During his opening remarks, Kane County Board Chairman Chris Lauzen said state spending and unfunded mandates are among Kane County’s concerns, noting that the “Grand Bargain” proposal in Springfield calls for $6.5 billion in additional revenue through increases in sales and income taxes.

If you divide that number by Illinois’ population of about 12.5 million, he said, that represents about $520 for every man, woman and child in the state.

“For a family of four, that’s $2,080,” he said. “I don’t know about you, but that seems like a lot of burden on the citizens we represent.”

Among the state of Illinois topics discussed at Monday’s breakfast was HB 0278, which involves the Local Government Distributive Fund. Some legislators expressed concern that income tax revenue collected by the state on behalf of local governments would be siphoned away to address the state’s ongoing financial crisis.

“Our dysfunction has made life difficult for local governments,” said 43rd District state Rep. Anna Moeller (D-Elgin). “The Local Government Distributive Fund is near and dear to my heart, and I understand the uncertainty local governments feel. That’s a fight I’m willing to stand up for along with you. We’ve seen the (local government) share deteriorate as the state budget crises has escalated. This is an area we need to shore up.”

Legislative Committee Co-Chair Susan Starrett moderated the panel discussion.

Republican state Sen. Robert Pritchard said he would oppose taking money away Local Government Distributive Fund.

“I will fight against some of those efforts of stealing from you,” he said.

State Sen.
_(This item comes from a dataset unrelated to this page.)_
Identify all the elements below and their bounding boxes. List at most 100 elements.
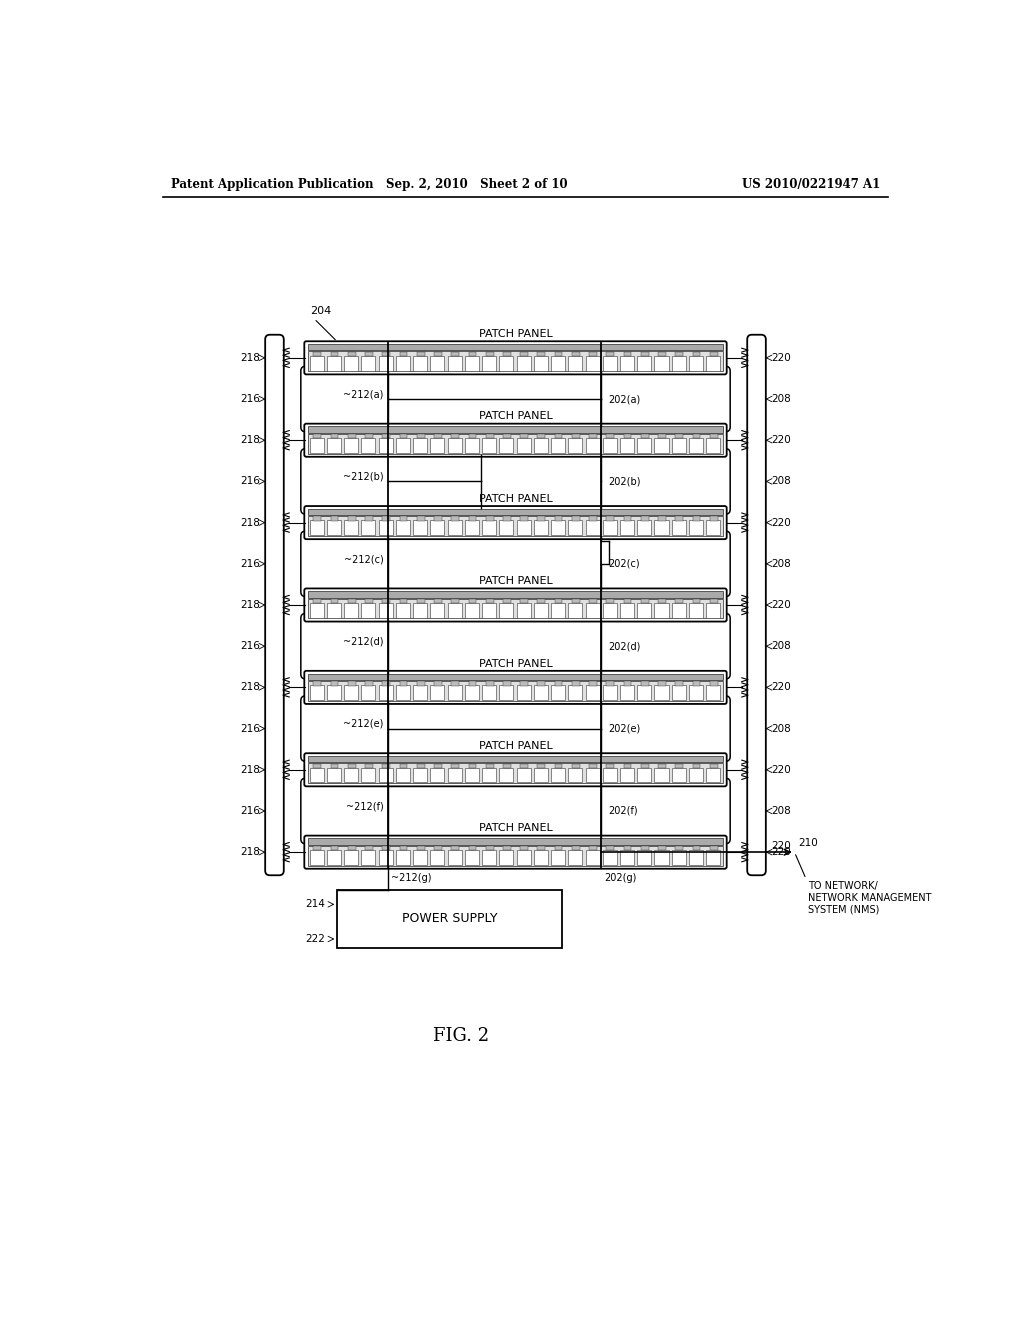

Linda Holmes (D-Aurora), who is vice chairman of the Labor Committee said she agreed with her Republican colleagues on many issues and would not call any hearings in her committee that are not related to passing a state budget.

“We all understand that what is destroying Illinois is this partisan battle,” she said. “We’re playing politics, and it’s impacting people’s lives.

“I was a small-business owner for 25 years, and I can tell you: There is nothing more harmful to small business than uncertainty,” she said. “A state without a budget is a poster child for uncertainty.”

Andersson said the hard truth is that the Local Distributive Fund had to be on the table as part of any discussion, underlining that a bipartisan solution is the only way the state can move forward.

“Our focus must be about our budget,” he said. “Compromise is not a dirty word. It is not about me getting my way or Democrats getting their way. Neither side is going to break, so there’s only one choice: A deal has to be struck that nobody likes. Do I want to raise revenues? No. Do I have the votes to stop it? No. So this is all about compromise.”